L. Eugene Arnold, professor emeritus in psychiatry
Posted on | August 11, 2010 | 1,714 views | Comments Off
Are there more instances of childhood ADHD today, and if so, what are some of the causes?
There may be more ADHD cases now than 100 years ago, but part of the apparent increase is better recognition. In the past only the most severe cases were recognized (e.g., Still’s syndrome, von Economo’s encephalitis sequelae, “minimal brain damage”). Now, more moderate and even mild cases are recognized, some of which are genetic variants that might have actually been an advantage in the pre-industrial ages, especially for hunter-gatherers.
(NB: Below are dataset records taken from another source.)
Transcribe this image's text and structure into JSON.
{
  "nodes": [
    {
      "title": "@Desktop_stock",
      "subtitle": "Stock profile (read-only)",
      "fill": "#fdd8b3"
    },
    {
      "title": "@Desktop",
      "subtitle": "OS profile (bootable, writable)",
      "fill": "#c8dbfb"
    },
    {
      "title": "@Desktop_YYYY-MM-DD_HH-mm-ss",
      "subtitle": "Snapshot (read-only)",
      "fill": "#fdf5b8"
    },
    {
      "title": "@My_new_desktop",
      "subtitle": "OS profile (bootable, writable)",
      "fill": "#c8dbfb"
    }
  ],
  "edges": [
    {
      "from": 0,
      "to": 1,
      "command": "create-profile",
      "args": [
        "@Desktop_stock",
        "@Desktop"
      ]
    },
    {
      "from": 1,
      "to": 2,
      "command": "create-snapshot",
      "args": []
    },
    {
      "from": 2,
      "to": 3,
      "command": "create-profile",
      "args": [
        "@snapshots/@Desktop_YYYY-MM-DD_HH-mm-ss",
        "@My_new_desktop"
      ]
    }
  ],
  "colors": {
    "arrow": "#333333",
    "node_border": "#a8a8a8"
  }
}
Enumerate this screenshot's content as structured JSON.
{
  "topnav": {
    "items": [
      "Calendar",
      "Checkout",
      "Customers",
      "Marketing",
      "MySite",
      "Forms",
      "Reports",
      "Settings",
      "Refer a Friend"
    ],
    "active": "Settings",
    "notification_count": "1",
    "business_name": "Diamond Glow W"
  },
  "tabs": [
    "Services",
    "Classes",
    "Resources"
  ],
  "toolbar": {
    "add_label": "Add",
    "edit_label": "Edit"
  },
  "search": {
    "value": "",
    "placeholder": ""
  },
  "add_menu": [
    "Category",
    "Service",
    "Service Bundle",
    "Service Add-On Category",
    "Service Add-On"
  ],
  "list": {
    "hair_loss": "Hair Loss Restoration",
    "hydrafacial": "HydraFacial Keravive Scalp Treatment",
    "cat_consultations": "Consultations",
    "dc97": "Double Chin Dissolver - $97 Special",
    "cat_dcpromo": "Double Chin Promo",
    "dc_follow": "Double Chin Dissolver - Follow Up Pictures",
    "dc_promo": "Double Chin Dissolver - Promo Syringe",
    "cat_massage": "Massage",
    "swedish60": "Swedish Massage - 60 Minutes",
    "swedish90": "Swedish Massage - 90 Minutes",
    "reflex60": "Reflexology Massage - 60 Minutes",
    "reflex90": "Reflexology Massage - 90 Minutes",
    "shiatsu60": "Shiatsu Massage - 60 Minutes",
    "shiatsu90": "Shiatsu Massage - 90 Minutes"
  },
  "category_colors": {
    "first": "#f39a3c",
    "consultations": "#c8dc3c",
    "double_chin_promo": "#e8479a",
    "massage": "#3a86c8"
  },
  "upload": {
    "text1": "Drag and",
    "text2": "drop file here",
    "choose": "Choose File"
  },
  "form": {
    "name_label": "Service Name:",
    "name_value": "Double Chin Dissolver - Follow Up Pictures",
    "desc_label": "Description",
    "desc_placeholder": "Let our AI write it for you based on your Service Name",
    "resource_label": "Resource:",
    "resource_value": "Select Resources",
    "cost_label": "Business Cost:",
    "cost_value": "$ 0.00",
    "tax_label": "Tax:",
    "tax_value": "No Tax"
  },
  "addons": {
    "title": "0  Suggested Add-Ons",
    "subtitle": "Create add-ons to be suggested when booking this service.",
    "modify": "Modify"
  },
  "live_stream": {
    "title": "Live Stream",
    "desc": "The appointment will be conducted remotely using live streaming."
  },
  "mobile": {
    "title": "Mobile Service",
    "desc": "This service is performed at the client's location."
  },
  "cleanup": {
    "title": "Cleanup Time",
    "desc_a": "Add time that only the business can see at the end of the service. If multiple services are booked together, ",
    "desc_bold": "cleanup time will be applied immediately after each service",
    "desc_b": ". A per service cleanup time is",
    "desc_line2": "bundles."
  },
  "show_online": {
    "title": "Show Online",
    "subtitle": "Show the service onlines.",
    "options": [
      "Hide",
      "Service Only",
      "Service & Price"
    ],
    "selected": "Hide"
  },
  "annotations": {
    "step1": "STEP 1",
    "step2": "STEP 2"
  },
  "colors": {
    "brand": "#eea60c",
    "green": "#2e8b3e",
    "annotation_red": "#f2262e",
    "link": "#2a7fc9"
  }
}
This brings us to reasons for some of the suspected real increase. One of these is a change in culture from an agricultural society to information society. A century ago, the majority of American children attended a one-room school, an ideal setting for someone genetically predisposed to ADHD. The individualized lessons, tutoring by older kids, opportunity to learn by teaching younger ones, breaks for chores like stoking the fire, carrying in wood, cleaning erasers, etc., and close communication and cooperation between home and school provided a “natural treatment” environment in which the child could succeed. Further, for those who did not do so well in school even with all those supports, there were opportunities to succeed as adults without literacy.
Other possible reasons for an increase in ADHD include the interaction of genetic vulnerability with modern stresses and environmental toxins, such as heavy metals, insecticides and chemicals used in building materials, cars, clothes, lawn care, food packaging and even food processing. Changes in amount of exercise and in the normative diet may also be an issue. Even for those eating a 19th-century diet, the vitamin and mineral content of the various foods may have changed with agricultural practices.
Is over-prescription of ADHD medicine a problem among children? If so, then why?
The dramatic increase in prescriptions for ADHD since 1990 may or may not reflect overprescription, depending on whether there was previously underprescription or whether there has been an increase in need. The real questions are whether those who are receiving the medication are correctly diagnosed and whether they are benefitting. Probably some who should have medication are not getting it and others who should not be taking it are. Many diagnoses are made on the basis of symptom count without considering other reasons for the symptoms, which can be mimicked by many other disorders. Even with a correct diagnosis, some individuals respond to a given medicine and others do not. Those who do not respond to one may respond to another. Further, the optimal dose for an individual varies widely. Therefore it is important to “titrate” dosage, monitor results and if necessary try more than one medication to be sure an individual is benefitting.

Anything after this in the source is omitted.